Koç Grubu dediğinizde ilk aklıma Gezi olayı aktörlerinin sığınağı haline gelen Divan Otel geliyor! Ekrem İmamoğlu’nun, seçim kazanması kesinleşmeden Fenerbahçe Kulübü’nü ziyaret etmesi ve İBB Genel Sekreterinin Koç Grubu’ndan atanması v.b… Tüm bunları tesadüfe bağlamamak gerek. İBB’nin mevcut başkanı Ekrem İmamoğlu’nun, 2014 yılında Beylikdüzü Belediye Başkanı olur olmaz, belediye bayrağını LGBT (Lezbiyen, Gey, Biseksüel ve Transseksüel) renklerine taşıması akla geliyor. CHP’li Nilüfer Belediyesinin, Mahalle Komiteleri Başvuruları evrakının cinsiyet seçeneklerinde kadın ve erkek bölümüne artı bir seçenek olarak LGBTİ’yi koyması, sürecin vahim boyutunu gözler önüne seriyor. Şu anda da konuşulan, İBB’nin mevcut yönetiminin LGBT’yi teşvik için, çalışan personeline eğitim vereceği yönünde. Oysaki eşcinsellikle mücadele, nesli ve ırzı koruma amacı taşıyor. Kur’an-ı Kerim’de Lût kavminin başına neler geldiğini, yaşanan helak ve azap, A’râf Suresinde yer alıyor…

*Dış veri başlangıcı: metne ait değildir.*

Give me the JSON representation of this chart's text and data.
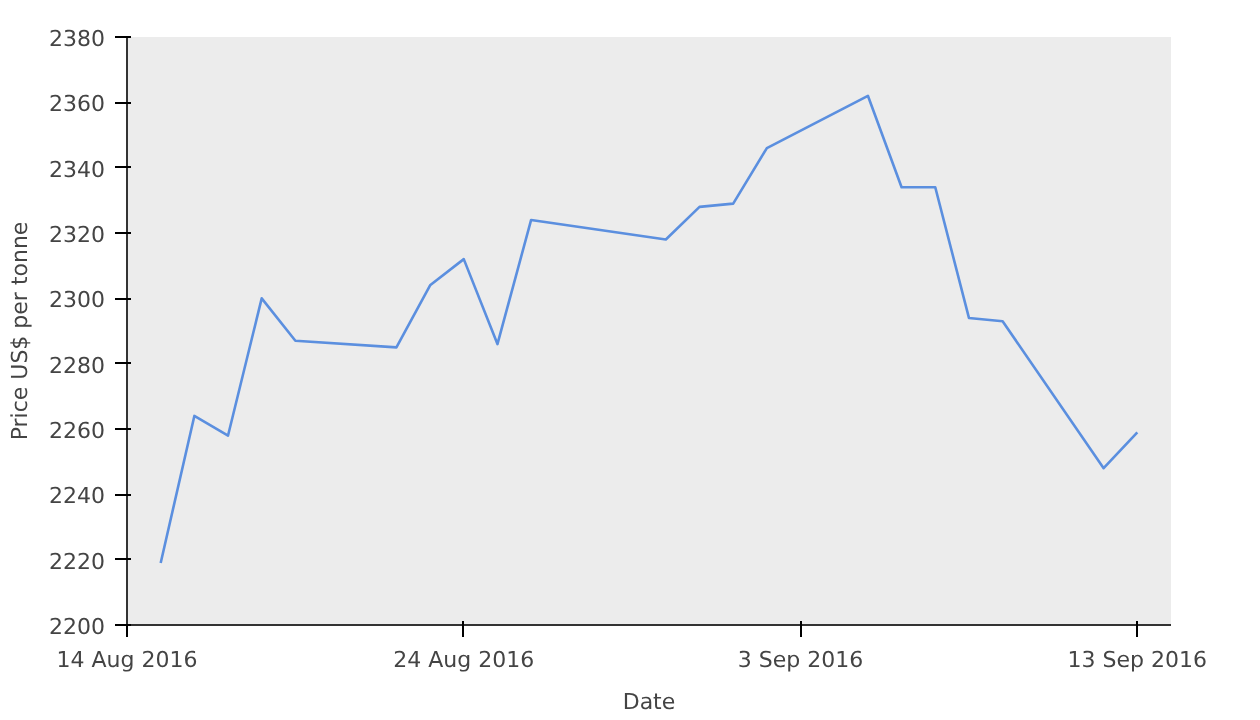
{
  "chart_data": {
    "type": "line",
    "xlabel": "Date",
    "ylabel": "Price US$ per tonne",
    "x": [
      "2016-08-15",
      "2016-08-16",
      "2016-08-17",
      "2016-08-18",
      "2016-08-19",
      "2016-08-22",
      "2016-08-23",
      "2016-08-24",
      "2016-08-25",
      "2016-08-26",
      "2016-08-30",
      "2016-08-31",
      "2016-09-01",
      "2016-09-02",
      "2016-09-05",
      "2016-09-06",
      "2016-09-07",
      "2016-09-08",
      "2016-09-09",
      "2016-09-12",
      "2016-09-13"
    ],
    "series": [
      {
        "color": "#5b8fdf",
        "values": [
          2219,
          2264,
          2258,
          2300,
          2287,
          2285,
          2304,
          2312,
          2286,
          2324,
          2318,
          2328,
          2329,
          2346,
          2362,
          2334,
          2334,
          2294,
          2293,
          2248,
          2259
        ]
      }
    ],
    "xlim": [
      "2016-08-14",
      "2016-09-14"
    ],
    "ylim": [
      2200,
      2380
    ],
    "xticks": [
      {
        "value": "2016-08-14",
        "label": "14 Aug 2016"
      },
      {
        "value": "2016-08-24",
        "label": "24 Aug 2016"
      },
      {
        "value": "2016-09-03",
        "label": "3 Sep 2016"
      },
      {
        "value": "2016-09-13",
        "label": "13 Sep 2016"
      }
    ],
    "yticks": [
      2200,
      2220,
      2240,
      2260,
      2280,
      2300,
      2320,
      2340,
      2360,
      2380
    ],
    "grid": false,
    "marker": "none",
    "line_style": "solid"
  }
}
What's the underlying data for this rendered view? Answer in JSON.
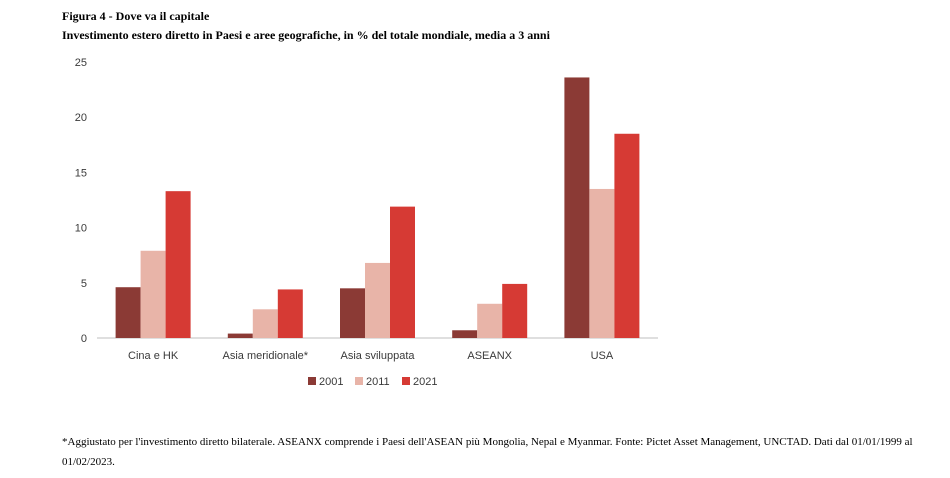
{
  "figure": {
    "title": "Figura 4 - Dove va il capitale",
    "subtitle": "Investimento estero diretto in Paesi e aree geografiche, in % del totale mondiale, media a 3 anni"
  },
  "chart_data": {
    "type": "bar",
    "categories": [
      "Cina e HK",
      "Asia meridionale*",
      "Asia sviluppata",
      "ASEANX",
      "USA"
    ],
    "series": [
      {
        "name": "2001",
        "color": "#8b3a35",
        "values": [
          4.6,
          0.4,
          4.5,
          0.7,
          23.6
        ]
      },
      {
        "name": "2011",
        "color": "#e8b4a8",
        "values": [
          7.9,
          2.6,
          6.8,
          3.1,
          13.5
        ]
      },
      {
        "name": "2021",
        "color": "#d63a34",
        "values": [
          13.3,
          4.4,
          11.9,
          4.9,
          18.5
        ]
      }
    ],
    "y_ticks": [
      "0",
      "5",
      "10",
      "15",
      "20",
      "25"
    ],
    "ylim": [
      0,
      25
    ],
    "grid": false,
    "legend_position": "bottom-center"
  },
  "footnote": "*Aggiustato per l'investimento diretto bilaterale. ASEANX comprende i Paesi dell'ASEAN più Mongolia, Nepal e Myanmar. Fonte: Pictet Asset Management, UNCTAD. Dati dal 01/01/1999 al 01/02/2023."
}
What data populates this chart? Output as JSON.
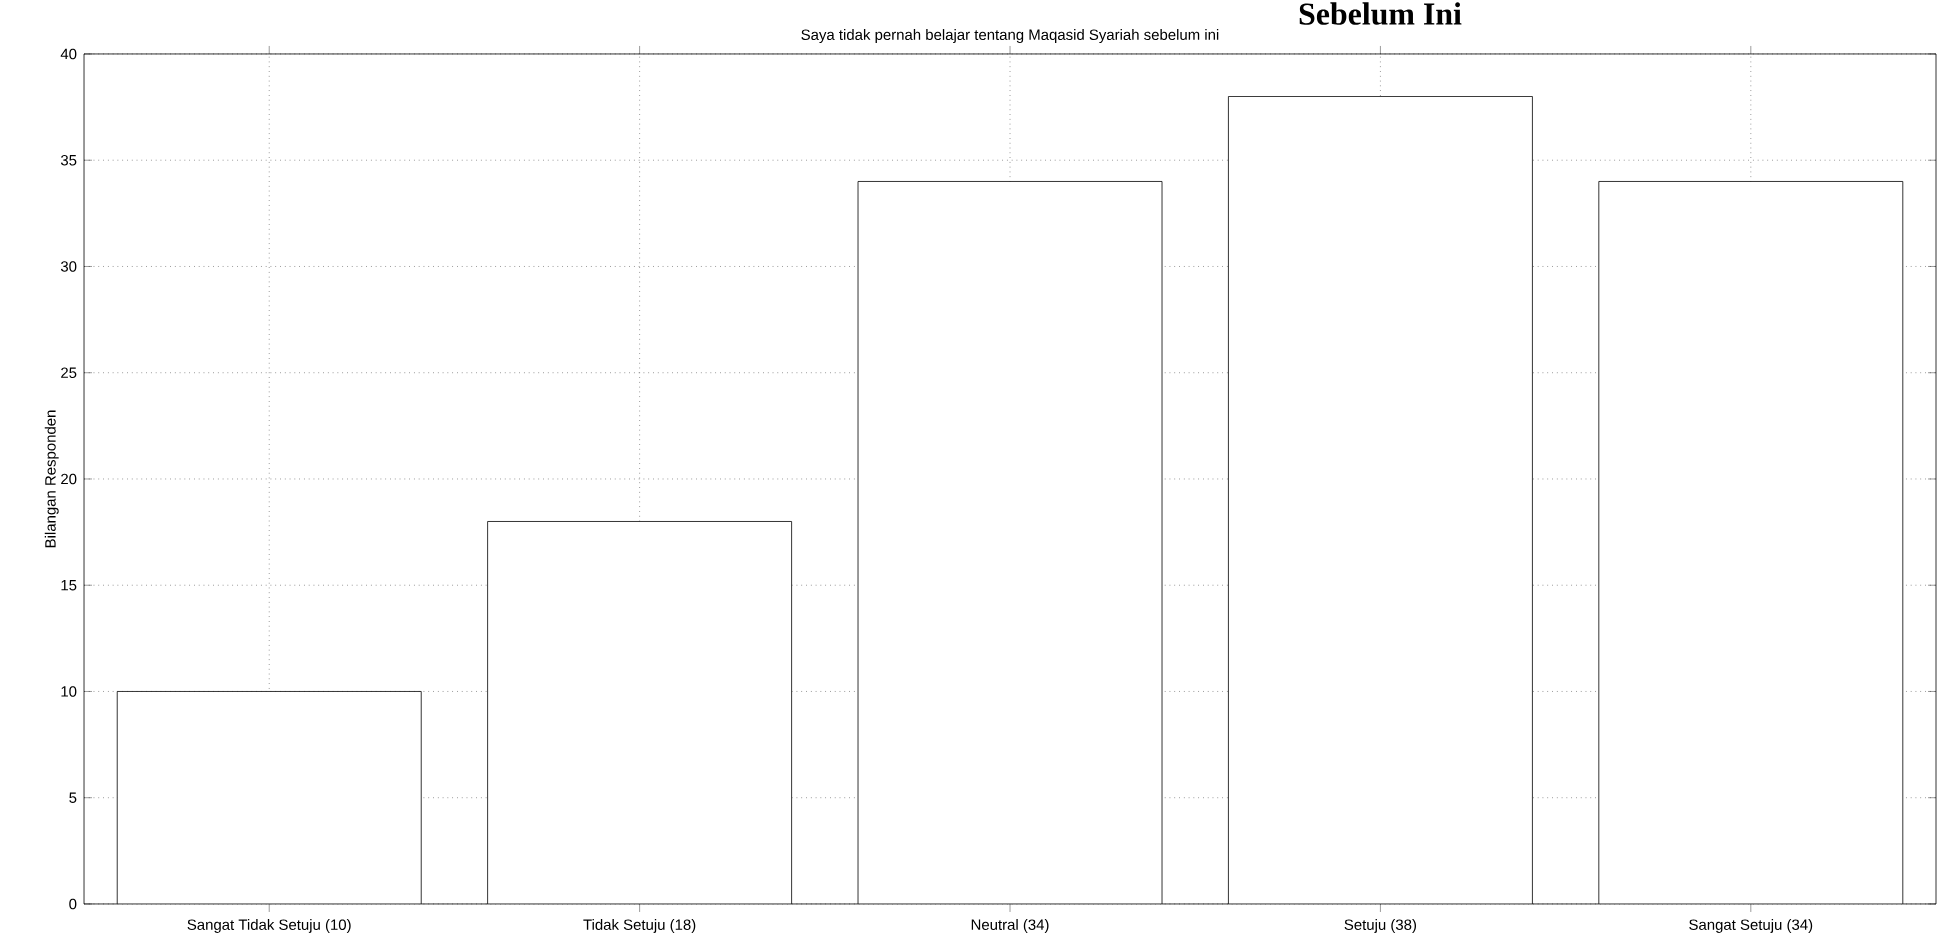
{
  "chart_data": {
    "type": "bar",
    "title": "Saya tidak pernah belajar tentang Maqasid Syariah sebelum ini",
    "ylabel": "Bilangan Responden",
    "annotations": [
      "Sebelum Ini"
    ],
    "categories": [
      "Sangat Tidak Setuju (10)",
      "Tidak Setuju (18)",
      "Neutral (34)",
      "Setuju (38)",
      "Sangat Setuju (34)"
    ],
    "values": [
      10,
      18,
      34,
      38,
      34
    ],
    "color": "#ffffff",
    "ylim": [
      0,
      40
    ],
    "yticks": [
      0,
      5,
      10,
      15,
      20,
      25,
      30,
      35,
      40
    ],
    "grid": true
  }
}
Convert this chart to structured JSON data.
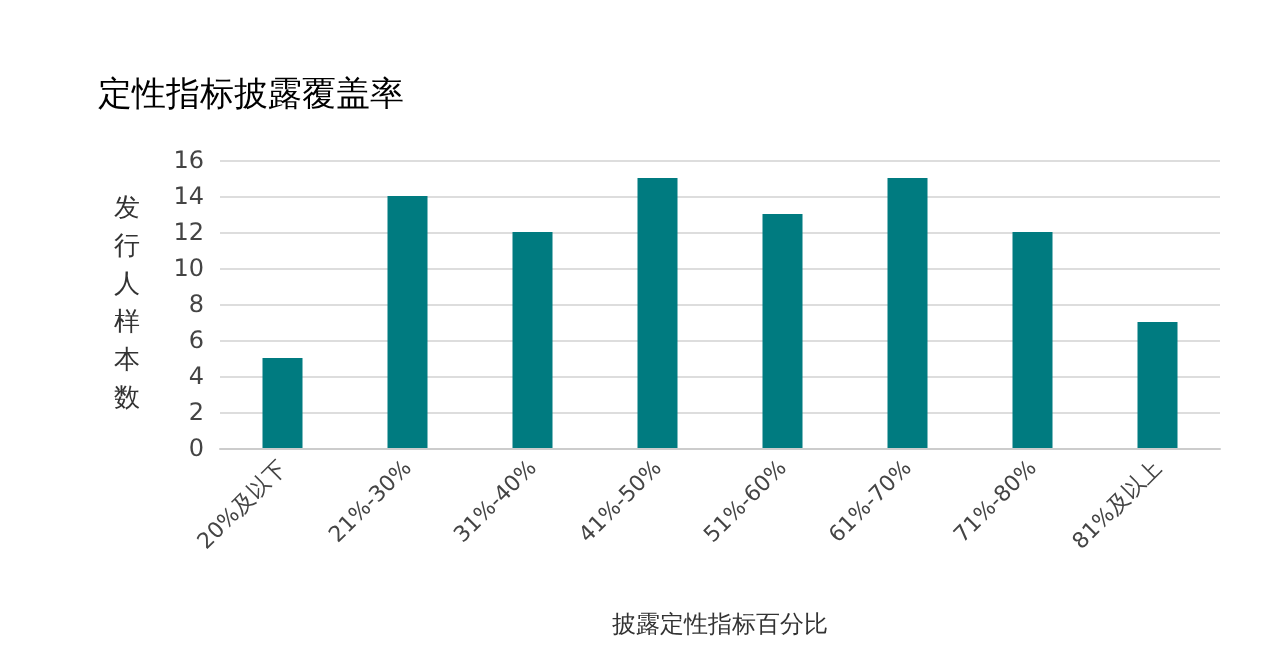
{
  "chart_data": {
    "type": "bar",
    "title": "定性指标披露覆盖率",
    "xlabel": "披露定性指标百分比",
    "ylabel": "发行人样本数",
    "categories": [
      "20%及以下",
      "21%-30%",
      "31%-40%",
      "41%-50%",
      "51%-60%",
      "61%-70%",
      "71%-80%",
      "81%及以上"
    ],
    "values": [
      5,
      14,
      12,
      15,
      13,
      15,
      12,
      7
    ],
    "color": "#007b80",
    "ylim": [
      0,
      16
    ],
    "yticks": [
      0,
      2,
      4,
      6,
      8,
      10,
      12,
      14,
      16
    ],
    "grid": "y"
  }
}
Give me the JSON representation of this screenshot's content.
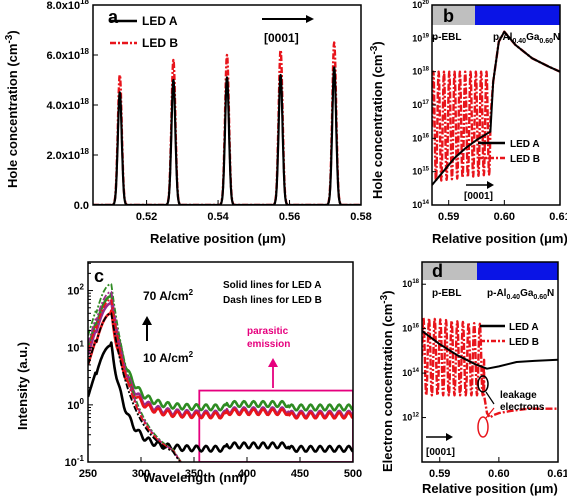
{
  "colors": {
    "ledA": "#000000",
    "ledB": "#e8141b",
    "green": "#2e8b22",
    "magenta": "#e6007e",
    "purple": "#9c2a8a",
    "pebl": "#bfbfbf",
    "algan": "#0a14e6"
  },
  "chart_data": [
    {
      "panel": "a",
      "type": "line",
      "xlabel": "Relative position (µm)",
      "ylabel": "Hole concentration (cm⁻³)",
      "xlim": [
        0.505,
        0.58
      ],
      "ylim": [
        0,
        8e+18
      ],
      "x_ticks": [
        "0.52",
        "0.54",
        "0.56",
        "0.58"
      ],
      "y_ticks": [
        "0.0",
        "2.0x10¹⁸",
        "4.0x10¹⁸",
        "6.0x10¹⁸",
        "8.0x10¹⁸"
      ],
      "direction_label": "[0001]",
      "peak_positions": [
        0.5125,
        0.5275,
        0.5425,
        0.5575,
        0.5725
      ],
      "series": [
        {
          "name": "LED A",
          "style": "solid",
          "peak_values": [
            4.5e+18,
            5e+18,
            5.1e+18,
            5.2e+18,
            5.5e+18
          ]
        },
        {
          "name": "LED B",
          "style": "dash-dot",
          "peak_values": [
            5.2e+18,
            5.8e+18,
            6e+18,
            6.2e+18,
            6.5e+18
          ]
        }
      ]
    },
    {
      "panel": "b",
      "type": "line",
      "xlabel": "Relative position (µm)",
      "ylabel": "Hole concentration (cm⁻³)",
      "xlim": [
        0.587,
        0.61
      ],
      "ylim_log10": [
        14,
        20
      ],
      "log_y": true,
      "x_ticks": [
        "0.59",
        "0.60",
        "0.61"
      ],
      "region_labels": [
        "p-EBL",
        "p-Al₀.₄₀Ga₀.₆₀N"
      ],
      "direction_label": "[0001]",
      "series": [
        {
          "name": "LED A",
          "style": "solid",
          "x": [
            0.587,
            0.589,
            0.591,
            0.593,
            0.595,
            0.597,
            0.5975,
            0.598,
            0.599,
            0.6,
            0.602,
            0.605,
            0.608,
            0.61
          ],
          "log10_y": [
            14.6,
            15.0,
            15.4,
            15.7,
            15.95,
            16.15,
            16.2,
            17.7,
            18.9,
            19.2,
            18.8,
            18.4,
            18.15,
            18.0
          ]
        },
        {
          "name": "LED B",
          "style": "dash-dot",
          "oscillation_log10_range": [
            15.0,
            18.0
          ],
          "x": [
            0.5975,
            0.598,
            0.599,
            0.6,
            0.602,
            0.605,
            0.608,
            0.61
          ],
          "log10_y": [
            16.6,
            17.7,
            18.9,
            19.2,
            18.8,
            18.4,
            18.15,
            18.0
          ]
        }
      ]
    },
    {
      "panel": "c",
      "type": "line",
      "xlabel": "Wavelength (nm)",
      "ylabel": "Intensity (a.u.)",
      "xlim": [
        250,
        500
      ],
      "ylim_log10": [
        -1,
        2.5
      ],
      "log_y": true,
      "x_ticks": [
        "250",
        "300",
        "350",
        "400",
        "450",
        "500"
      ],
      "y_ticks": [
        "10⁻¹",
        "10⁰",
        "10¹",
        "10²"
      ],
      "annotations": [
        "Solid lines for LED A",
        "Dash lines for LED B",
        "70 A/cm²",
        "10 A/cm²",
        "parasitic",
        "emission"
      ],
      "highlight_region_nm": [
        355,
        500
      ],
      "series": [
        {
          "color": "green",
          "style": "solid",
          "peak": 80,
          "tail": 0.9
        },
        {
          "color": "purple",
          "style": "solid",
          "peak": 60,
          "tail": 0.7
        },
        {
          "color": "red",
          "style": "solid",
          "peak": 40,
          "tail": 0.65
        },
        {
          "color": "black",
          "style": "solid",
          "peak": 11,
          "tail": 0.17
        },
        {
          "color": "green",
          "style": "dash-dot",
          "peak": 130,
          "tail": 0.1
        },
        {
          "color": "purple",
          "style": "dash-dot",
          "peak": 95,
          "tail": 0.1
        },
        {
          "color": "red",
          "style": "dash-dot",
          "peak": 70,
          "tail": 0.1
        },
        {
          "color": "black",
          "style": "dash-dot",
          "peak": 40,
          "tail": 0.1
        }
      ]
    },
    {
      "panel": "d",
      "type": "line",
      "xlabel": "Relative position (µm)",
      "ylabel": "Electron concentration (cm⁻³)",
      "xlim": [
        0.587,
        0.61
      ],
      "ylim_log10": [
        10,
        19
      ],
      "log_y": true,
      "x_ticks": [
        "0.59",
        "0.60",
        "0.61"
      ],
      "y_ticks": [
        "10¹²",
        "10¹⁴",
        "10¹⁶",
        "10¹⁸"
      ],
      "region_labels": [
        "p-EBL",
        "p-Al₀.₄₀Ga₀.₆₀N"
      ],
      "direction_label": "[0001]",
      "annotations": [
        "leakage",
        "electrons"
      ],
      "series": [
        {
          "name": "LED A",
          "style": "solid",
          "x": [
            0.587,
            0.59,
            0.593,
            0.596,
            0.598,
            0.6,
            0.603,
            0.606,
            0.61
          ],
          "log10_y": [
            15.9,
            15.3,
            14.8,
            14.4,
            14.2,
            14.3,
            14.5,
            14.55,
            14.6
          ]
        },
        {
          "name": "LED B",
          "style": "dash-dot",
          "oscillation_log10_range": [
            13.0,
            16.5
          ],
          "x": [
            0.5975,
            0.598,
            0.5985,
            0.599,
            0.6,
            0.602,
            0.605,
            0.608,
            0.61
          ],
          "log10_y": [
            13.0,
            12.2,
            12.0,
            12.1,
            12.2,
            12.3,
            12.4,
            12.4,
            12.4
          ]
        }
      ]
    }
  ],
  "texts": {
    "a_panel": "a",
    "b_panel": "b",
    "c_panel": "c",
    "d_panel": "d",
    "a_ylabel": "Hole concentration (cm",
    "b_ylabel": "Hole concentration (cm",
    "c_ylabel": "Intensity (a.u.)",
    "d_ylabel": "Electron concentration (cm",
    "xlabel_pos": "Relative position (μm)",
    "xlabel_wl": "Wavelength (nm)",
    "sup_m3": "-3",
    "paren": ")",
    "legA": "LED A",
    "legB": "LED B",
    "dir": "[0001]",
    "pebl": "p-EBL",
    "palgan_p": "p-Al",
    "sub40": "0.40",
    "ga": "Ga",
    "sub60": "0.60",
    "n": "N",
    "solid_note": "Solid lines for LED A",
    "dash_note": "Dash lines for LED B",
    "j70": "70 A/cm",
    "j10": "10 A/cm",
    "sup2": "2",
    "parasitic": "parasitic",
    "emission": "emission",
    "leak1": "leakage",
    "leak2": "electrons",
    "e10": "10"
  },
  "ticks": {
    "a_x": [
      "0.52",
      "0.54",
      "0.56",
      "0.58"
    ],
    "a_y": [
      "0.0",
      "2.0x10",
      "4.0x10",
      "6.0x10",
      "8.0x10"
    ],
    "a_y_exp": [
      "",
      "18",
      "18",
      "18",
      "18"
    ],
    "b_x": [
      "0.59",
      "0.60",
      "0.61"
    ],
    "b_y_exp": [
      "14",
      "15",
      "16",
      "17",
      "18",
      "19",
      "20"
    ],
    "c_x": [
      "250",
      "300",
      "350",
      "400",
      "450",
      "500"
    ],
    "c_y_exp": [
      "-1",
      "0",
      "1",
      "2"
    ],
    "d_x": [
      "0.59",
      "0.60",
      "0.61"
    ],
    "d_y_exp": [
      "12",
      "14",
      "16",
      "18"
    ]
  }
}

Ekrem İmamoğlu başkanlığındaki İBB’de İstanbul’a, vatandaşa hizmet etmek yerine Allah’ın lanetlediği LGBT gibi çarpık düşüncenin yaygınlaştırılması için çabası sarf edilirken, İstanbul Sözleşmesi’nin iptal edilmesinin hemen ardından, koca Fenerbahçe Kulübü adınaymış gibi mevcut Başkanı Ali Koç’un direktifleri doğrultusunda olsa gerek, açıklama geldi. Kulübün resmi internet sitesinde yer alan ifadede, Fenerbahçe Spor Kulübü olarak İstanbul Sözleşmesi’nin feshedilmesi dair kararın üzüntü verici olduğu endişesi dile getirilerek, fesih kararının yeniden gözden geçirilmesini talebi için, ricacı olunuyor. Resmi Gazete’de yayımlanan fesih kararı belli ki, Ali Koç ve onun gibi düşünenleri üzmüş olmalı. Burada önem taşıyan, Fenerbahçe adının, LGBT gibi Allah’ın lanetlediği bir anlayışa malzeme edilmesi. Bu nedenle sarı-lacivertli ekipte yaşananlar, gerçek Fenerlileri rahatsız ediyor. Ali İhsan ağabeyimiz ‘Gaylerden, lezbiyenlerden Fenerbahçe’ye ne?’ başlıklı yazısının daha ilk paragrafında konuyu o kadar güzel özetlemiş ki; ‘İstanbul Sözleşmesi ile ilgili fesih kararı, Mor Çatı’yı morarttı da.. Gayleri, lezbiyenleri, homoseksüelleri morarttı da.. Ali Koç’un başkanlığındaki Fenerbahçe’ye ne oldu, anlamadım…’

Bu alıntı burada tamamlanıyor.